The nastiness, the fear and loathing have been truly distressing to see and when I read our James lesson it was like he was looking down my street as he wrote it.

In preparing this sermon I had to consider the ethics of sharing this story: I didn’t want to preach against gossip by gossiping. I made sure that I have not shared any names and all the information I have shared has been publicly shared by the family already.

Refusing to gossip isn’t about “If you don’t have anything nice to say don’t say anything”; it is about being truthful and respectful, and loving.

Last week I identified that James set out a model for churches to refuse to treat people differently based on social status because we believe that all of us are God’s children; that we are all equally loved by God; that we are to treat each other with the respect due to every child of God, every human being.

That kind of respect should call us to speak respectfully at all times, not just in public statements but in every circumstance.

The fear that seems to be fuelling the fire of gossip is something that we need to work to overcome. We should remember that promise in John’s gospel: “perfect love casts out fear”. Perfect love isn’t easy. We need to work to develop it.

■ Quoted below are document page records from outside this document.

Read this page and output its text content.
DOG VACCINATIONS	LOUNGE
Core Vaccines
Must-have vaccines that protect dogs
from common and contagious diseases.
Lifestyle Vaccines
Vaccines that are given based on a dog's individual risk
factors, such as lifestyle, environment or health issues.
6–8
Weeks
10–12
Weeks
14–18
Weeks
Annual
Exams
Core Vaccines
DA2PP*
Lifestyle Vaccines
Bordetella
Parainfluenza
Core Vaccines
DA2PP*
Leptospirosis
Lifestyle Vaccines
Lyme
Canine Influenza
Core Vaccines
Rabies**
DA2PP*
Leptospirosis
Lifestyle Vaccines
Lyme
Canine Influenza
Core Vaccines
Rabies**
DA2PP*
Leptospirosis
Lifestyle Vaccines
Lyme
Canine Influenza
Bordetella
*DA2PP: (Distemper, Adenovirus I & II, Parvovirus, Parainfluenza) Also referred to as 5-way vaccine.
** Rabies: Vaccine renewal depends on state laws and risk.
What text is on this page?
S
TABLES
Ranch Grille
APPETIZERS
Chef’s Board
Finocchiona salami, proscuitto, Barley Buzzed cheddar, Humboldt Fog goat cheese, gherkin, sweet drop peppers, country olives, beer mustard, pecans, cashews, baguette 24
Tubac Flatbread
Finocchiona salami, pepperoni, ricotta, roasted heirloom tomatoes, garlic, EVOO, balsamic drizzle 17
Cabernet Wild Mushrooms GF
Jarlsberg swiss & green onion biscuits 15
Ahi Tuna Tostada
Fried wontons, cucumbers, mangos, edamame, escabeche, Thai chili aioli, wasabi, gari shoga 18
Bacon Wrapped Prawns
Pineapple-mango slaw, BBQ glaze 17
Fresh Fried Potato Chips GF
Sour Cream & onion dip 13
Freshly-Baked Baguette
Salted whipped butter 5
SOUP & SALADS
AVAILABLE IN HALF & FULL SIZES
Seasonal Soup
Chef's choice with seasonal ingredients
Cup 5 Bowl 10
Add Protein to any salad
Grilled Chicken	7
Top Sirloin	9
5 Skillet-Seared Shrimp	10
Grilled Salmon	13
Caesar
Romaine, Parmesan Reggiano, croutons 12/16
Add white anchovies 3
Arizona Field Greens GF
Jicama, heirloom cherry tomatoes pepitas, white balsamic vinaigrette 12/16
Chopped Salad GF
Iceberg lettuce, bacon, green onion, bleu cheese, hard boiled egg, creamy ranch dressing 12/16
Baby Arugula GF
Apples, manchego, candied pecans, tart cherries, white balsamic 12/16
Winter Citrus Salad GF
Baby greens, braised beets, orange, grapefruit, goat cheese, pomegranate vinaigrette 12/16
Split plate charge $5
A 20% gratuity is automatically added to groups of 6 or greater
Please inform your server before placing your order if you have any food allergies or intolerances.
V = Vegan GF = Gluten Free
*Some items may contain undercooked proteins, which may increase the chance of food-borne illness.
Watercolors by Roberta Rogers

It’s too easy to fear people who are different. It’s too easy to condemn as a monster someone we don’t understand.

This teaching is basic: it’s not about political correctness or any other set of rules. It’s about speaking with love and respect at all times and it is a good place for each of us to start as we work to heal this divisive world.

If we could convince people to apply this principle, just imagine what kind of a difference this could make to the internet, or even to politics.

I listened to the leader’s debate the other evening with my sermon musings in mind. I remembered a leaders debate from years ago and I realized just how much I miss Jack Layton.

I’m not making a political statement – that’s not what a sermon is for. This is a personal expression of respect for someone who impressed me with his grace and integrity in a profession that often seems to lacks it. I met Jack a couple of times; the last time was at the Canadian AIDS society gala some months before he died, where we sat at the same table and compared moustaches.

The outpouring of grief the nation expressed when he died wasn’t because of his political position – many of the people who mourned him would never vote for his party – it was because of the kindness he showed and the dignity with which he treated others, even when strongly disagreeing with them. Jack clearly believed that we should respect others; that we are called to respect every individual we meet.

People respond to that kind of personal integrity; it’s a breath of fresh air.

And this letter of James calls each one of us to do the same thing: to refuse to take part in the nasty whispers; to hold back from the destructive, poisonous trends of today; to hold as a value the idea of respect, speaking to others, and about others in ways that respect each person’s value as children of God, even when they are profoundly different from us.

And when a person or a group scares us because they are so hard to understand, we should be determined to love them and to do our best to understand them, so we can overcome our fear with love.

As Christians we are being called to be people of integrity, to be people of love, of respect; people that can build others up instead of tearing others down.

If we can do this we will set an example for an increasingly dysfunctional society. People will notice and it will make a difference for them. But that’s not why we should do this, that should be a happy spin-off. We should do this because we understand it to be at the core

of God’s plan for human life: we don’t want others to gossip about us; we want others to speak about us respectfully.

It’s that simple: we want respect for ourselves, so we should give it to others, in everything we say and everything we do.